Goal weight! Now what??

yeah i love looking at peak and valley charts from different apps. but honestly, i just do regular once-a-week dosing. stacked with a couple other things too and don't really track those either. at 18mg weekly now.
 
on week 6 of the cycle. started 1mg daily mornings fasted for 5 days then 2 days off, switched to training days (usually 4–5 a week). tried dosing an hour before workouts at 7pm, felt great but settled on mornings.
 
I'm right where you began. Down about sixty pounds at this point. Hoping to catch you eventually, your shots are great fuel for staying motivated.
 
That's fantastic progress! Started Dec 19 myself and dropped 23.5 kg already - can't believe how quick this is moving. Only 13.5 to go and I'm pumped. Rooting for you to crush that last part!
 
Grew up measuring weight in stones so I still convert to that in my head. Hard to picture my goal in kilograms since that's not how I thought about weight back then!
 
Almost 10 months into semaglutide and reached my target after dropping 35 pounds. My lipid panel came back normal again, and truthfully I haven't felt this good in forever. Really thankful for what this medication has done for me.
 
Getting to goal changes the calculus entirely. The drug gave me something I hadn't had in decades - actual neutrality toward food, not white-knuckling it. My plan is to step down slowly and watch the signals. If hunger stays manageable, I'll keep tapering. But I've run this model before without pharmacological help, and the recidivism rate on pure willpower is not encouraging. I'm not going back to that regime unless the data says I have to.
 
The maintenance phase takes as much deliberate thought as the loss phase. Hitting goal doesn't mean the underlying metabolic factors have changed - they're still the same. Typical path is gradual dose reduction, weekly monitoring, and a firm number for when to bump back up. Some people stay on a low maintenance dose long-term. Muscle focus also helps stabilize the result. Worth working out the plan before you actually hit the number.
 
The joint improvement after years of steroid use follows a pattern that comes up here regularly - weight reduction takes direct load off joints, and GLP-1 receptor effects on systemic inflammation add something on top. On maintenance: most people find a minimum effective dose that preserves benefits at a lower active-loss rate. That's typically below peak titration. Step down slowly and watch where hunger and inflammation land. Eight lbs out is a good time to start thinking about that transition.
 
The clothes-too-baggy problem is one of the better problems to have after this kind of journey. Waiting until you're at maintenance weight to do a real wardrobe refresh makes sense - bodies tend to keep changing slightly even after reaching goal as composition continues to shift. A few functional pieces in the current size, then invest in the closet once things have stabilized for a couple months.

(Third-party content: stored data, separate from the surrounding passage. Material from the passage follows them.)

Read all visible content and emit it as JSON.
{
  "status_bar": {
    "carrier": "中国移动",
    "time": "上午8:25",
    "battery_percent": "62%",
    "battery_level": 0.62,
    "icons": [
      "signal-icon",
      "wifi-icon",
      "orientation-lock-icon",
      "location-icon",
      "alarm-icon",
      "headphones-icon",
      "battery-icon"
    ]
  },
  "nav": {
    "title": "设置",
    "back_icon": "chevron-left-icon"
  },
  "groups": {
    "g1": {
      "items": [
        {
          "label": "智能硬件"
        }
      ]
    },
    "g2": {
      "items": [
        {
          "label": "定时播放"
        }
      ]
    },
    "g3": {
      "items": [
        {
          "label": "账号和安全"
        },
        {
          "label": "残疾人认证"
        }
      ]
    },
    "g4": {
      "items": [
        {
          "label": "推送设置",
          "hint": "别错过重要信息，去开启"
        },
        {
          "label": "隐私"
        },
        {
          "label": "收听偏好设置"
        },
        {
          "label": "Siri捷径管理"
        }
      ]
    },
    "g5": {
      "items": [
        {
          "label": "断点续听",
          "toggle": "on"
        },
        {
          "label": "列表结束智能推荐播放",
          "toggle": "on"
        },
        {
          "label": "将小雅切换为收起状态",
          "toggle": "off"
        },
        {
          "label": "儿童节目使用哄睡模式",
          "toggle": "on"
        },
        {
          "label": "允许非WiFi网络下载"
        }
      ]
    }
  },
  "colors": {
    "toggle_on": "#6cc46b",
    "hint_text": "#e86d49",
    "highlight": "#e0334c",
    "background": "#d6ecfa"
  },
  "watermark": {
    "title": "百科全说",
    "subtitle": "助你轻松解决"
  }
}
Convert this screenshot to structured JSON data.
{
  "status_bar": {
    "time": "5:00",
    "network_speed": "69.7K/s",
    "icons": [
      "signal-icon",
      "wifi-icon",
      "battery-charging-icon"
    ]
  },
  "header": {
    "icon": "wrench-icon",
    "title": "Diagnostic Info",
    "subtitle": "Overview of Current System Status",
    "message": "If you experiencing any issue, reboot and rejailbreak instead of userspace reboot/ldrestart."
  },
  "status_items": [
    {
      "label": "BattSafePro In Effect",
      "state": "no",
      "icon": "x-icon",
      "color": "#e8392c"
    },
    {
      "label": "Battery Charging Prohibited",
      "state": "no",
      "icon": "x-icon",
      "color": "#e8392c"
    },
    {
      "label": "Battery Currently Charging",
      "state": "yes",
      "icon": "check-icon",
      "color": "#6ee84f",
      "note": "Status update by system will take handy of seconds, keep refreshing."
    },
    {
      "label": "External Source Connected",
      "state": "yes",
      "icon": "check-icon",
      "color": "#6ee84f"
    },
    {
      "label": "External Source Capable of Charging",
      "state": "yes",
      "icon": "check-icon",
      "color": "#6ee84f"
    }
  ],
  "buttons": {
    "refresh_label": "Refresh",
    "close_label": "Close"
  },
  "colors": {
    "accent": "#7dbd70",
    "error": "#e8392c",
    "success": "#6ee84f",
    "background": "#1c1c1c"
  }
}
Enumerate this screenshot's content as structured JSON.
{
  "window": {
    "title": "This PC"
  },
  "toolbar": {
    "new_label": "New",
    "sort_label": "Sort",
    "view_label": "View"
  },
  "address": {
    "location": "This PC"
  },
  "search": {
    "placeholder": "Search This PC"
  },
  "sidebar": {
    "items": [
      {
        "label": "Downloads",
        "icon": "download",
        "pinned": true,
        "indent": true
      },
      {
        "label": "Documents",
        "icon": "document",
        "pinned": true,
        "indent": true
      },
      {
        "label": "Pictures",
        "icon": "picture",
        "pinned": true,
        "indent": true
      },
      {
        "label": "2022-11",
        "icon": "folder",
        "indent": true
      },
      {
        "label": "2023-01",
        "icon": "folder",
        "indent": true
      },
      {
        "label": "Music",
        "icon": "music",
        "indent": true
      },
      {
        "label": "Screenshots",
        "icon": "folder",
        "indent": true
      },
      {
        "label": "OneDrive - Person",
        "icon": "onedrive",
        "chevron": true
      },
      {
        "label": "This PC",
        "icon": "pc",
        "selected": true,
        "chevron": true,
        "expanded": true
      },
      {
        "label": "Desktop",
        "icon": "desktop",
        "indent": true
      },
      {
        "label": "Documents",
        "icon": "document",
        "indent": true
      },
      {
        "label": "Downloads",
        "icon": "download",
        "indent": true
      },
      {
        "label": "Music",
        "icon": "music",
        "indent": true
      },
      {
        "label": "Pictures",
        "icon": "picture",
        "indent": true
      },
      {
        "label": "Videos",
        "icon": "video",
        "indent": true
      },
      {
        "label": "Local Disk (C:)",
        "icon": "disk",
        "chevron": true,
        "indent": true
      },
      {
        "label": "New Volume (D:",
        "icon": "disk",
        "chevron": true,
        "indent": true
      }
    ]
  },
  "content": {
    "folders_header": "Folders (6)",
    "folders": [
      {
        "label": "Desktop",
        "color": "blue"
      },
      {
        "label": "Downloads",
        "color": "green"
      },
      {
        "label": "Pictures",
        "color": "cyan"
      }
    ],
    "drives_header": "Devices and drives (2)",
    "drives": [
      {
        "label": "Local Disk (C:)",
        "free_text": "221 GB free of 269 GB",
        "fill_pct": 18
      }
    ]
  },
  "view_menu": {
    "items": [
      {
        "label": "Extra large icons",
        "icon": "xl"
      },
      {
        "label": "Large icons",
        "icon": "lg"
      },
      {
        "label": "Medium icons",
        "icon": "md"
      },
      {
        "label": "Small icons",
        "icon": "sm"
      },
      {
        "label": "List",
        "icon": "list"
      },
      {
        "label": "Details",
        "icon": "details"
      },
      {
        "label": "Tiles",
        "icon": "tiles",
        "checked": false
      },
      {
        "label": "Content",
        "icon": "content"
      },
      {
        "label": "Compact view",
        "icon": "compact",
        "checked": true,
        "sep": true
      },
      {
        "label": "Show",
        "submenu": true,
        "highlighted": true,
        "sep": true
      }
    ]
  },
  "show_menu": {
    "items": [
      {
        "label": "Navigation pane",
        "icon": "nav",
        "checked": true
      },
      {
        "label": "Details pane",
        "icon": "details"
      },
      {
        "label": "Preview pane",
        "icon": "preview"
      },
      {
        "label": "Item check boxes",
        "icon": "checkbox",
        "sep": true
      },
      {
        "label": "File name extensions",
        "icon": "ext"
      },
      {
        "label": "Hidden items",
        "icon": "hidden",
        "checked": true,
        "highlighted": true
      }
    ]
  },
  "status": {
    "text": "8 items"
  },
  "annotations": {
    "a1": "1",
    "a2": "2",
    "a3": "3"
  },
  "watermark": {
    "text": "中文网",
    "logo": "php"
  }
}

The jeans going saggy is exactly the right indicator.
 
Maintenance dose strategy varies but the most common approach is staying at the dose that held you at goal rather than stepping down immediately. Most people find that reducing frequency (every 2 weeks) triggers more hunger than reducing dose (same schedule, lower mg) - so the dose-down path usually works better than interval stretching. Worth tracking for 4-6 weeks at each adjustment before reading it as stable. The A1C improvement is often the better long-term signal than scale weight at maintenance - that number tends to be more stable and less affected by normal day-to-day variation.
 
Appetite coming back after quitting smoking while managing a weight goal is a legitimate double-up. GLP-1 helps with the hunger piece, but the behavioral side of smoking-related snacking runs on a separate loop that needs its own approach. Identifying what the snacking is actually responding to - stress, boredom, hand-mouth habit - tends to be more actionable than trying to control the volume of it. Near-goal with that layered on top is worth planning around before it becomes the obstacle.
 
The attribution piece is worth sitting with. The medication creates conditions - reduced hunger, quieter food noise, a more manageable relationship with appetite - but the person still has to make the decisions that compound into change. The pride that comes from behavioral work over a long stretch is different from pride in a number. Near-goal with that framing already in place is the right position heading into maintenance, because the habits become the foundation rather than the medication being the thing holding it together. The lifestyle-first lens tends to produce better long-term outcomes even when both approaches get to the same weight.
 
The paroxetine weight profile is one of the heavier among SSRIs - the combination of appetite effect and metabolic slowdown is more pronounced than with other agents in that class. GLP-1 response in post-SSRI users tends to run normally once the hormonal picture stabilizes.
 
Surpassing the original target while still losing means maintenance planning becomes urgent - the question is what dose holds the new number rather than continuing to drop it.
 
18mg weekly and still running things pretty casually, respect that. Most people I talk to at higher doses get pretty obsessive about optimizing. Good reminder that simple can work.